You can relax. The recession is over. In fact, according to a report released last week (Sept. 21) by the National Bureau of Economic Research, the recession ended more than 15 months ago, in June 2009.
But if perception is indeed reality, the 10 percent of Americans who are waiting in the unemployment line might take issue with those findings, says Paul Spindt, professor and Keehn Berry Chair of Banking and Finance at the A. B. Freeman School of Business.
“It doesn't matter if there's an official end to the recession if it doesn't feel like it's over,” Spindt says. “If you look around the economy, it doesn't seem like we're in a growth mode. It doesn't feel like the crisis has worked its way all the way through.”

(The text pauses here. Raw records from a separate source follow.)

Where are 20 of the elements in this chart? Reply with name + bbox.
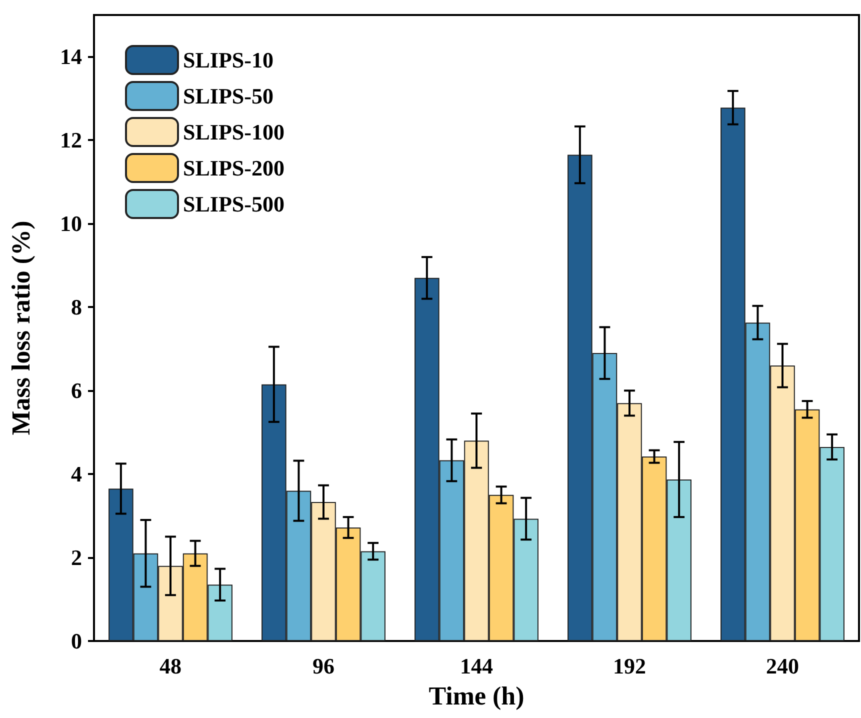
legend-label: SLIPS-500 (183, 192, 284, 216)
y-tick-label: 6 (71, 378, 82, 404)
y-tick-label: 2 (71, 545, 82, 570)
x-tick-label: 192 (613, 654, 646, 678)
y-tick-label: 4 (71, 462, 82, 487)
x-tick-label: 240 (766, 654, 799, 678)
y-tick-label: 10 (60, 211, 82, 236)
x-tick-label: 144 (460, 654, 493, 678)
y-axis-title: Mass loss ratio (%) (6, 220, 36, 436)
y-tick-label: 8 (71, 294, 82, 320)
x-tick-label: 48 (160, 654, 182, 678)
x-tick-label: 96 (312, 654, 334, 678)
legend-label: SLIPS-50 (183, 84, 274, 108)
y-tick-label: 0 (71, 628, 82, 654)
legend-label: SLIPS-100 (183, 120, 284, 144)
y-tick-label: 12 (60, 128, 82, 153)
y-tick-label: 14 (60, 44, 82, 70)
legend-label: SLIPS-200 (183, 156, 284, 180)
x-axis-title: Time (h) (428, 682, 524, 710)
legend-label: SLIPS-10 (183, 48, 274, 72)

According to Spindt, the NBER rates the health of the economy based on the gross domestic product, the measure of a country's overall economic output. When the GDP contracts for two quarters or more, a recession is officially declared. The official end of that recession, however, doesn't necessarily mean a robust economy.
“I think we're going to be in a situation where the economy moves sideways a little bit for a while,” Spindt says. “I think it's a matter of slowly scratching back to financial health for a lot of the households. It's still going to be a bumpy road, but the bumpy road is going to be more or less flat.”
Spindt says the economy will truly turn around when consumers are confident enough to go out and start spending money again, and that won't happen until more people are employed.
“The only way that perception is going to change is if people get jobs,” says Spindt. “If people don't have jobs, they have a pretty pessimistic outlook, and you're not going to see consumers going back out and spending, which is ultimately the way the U.S. economy works. If people don't spend, the economy doesn't grow.”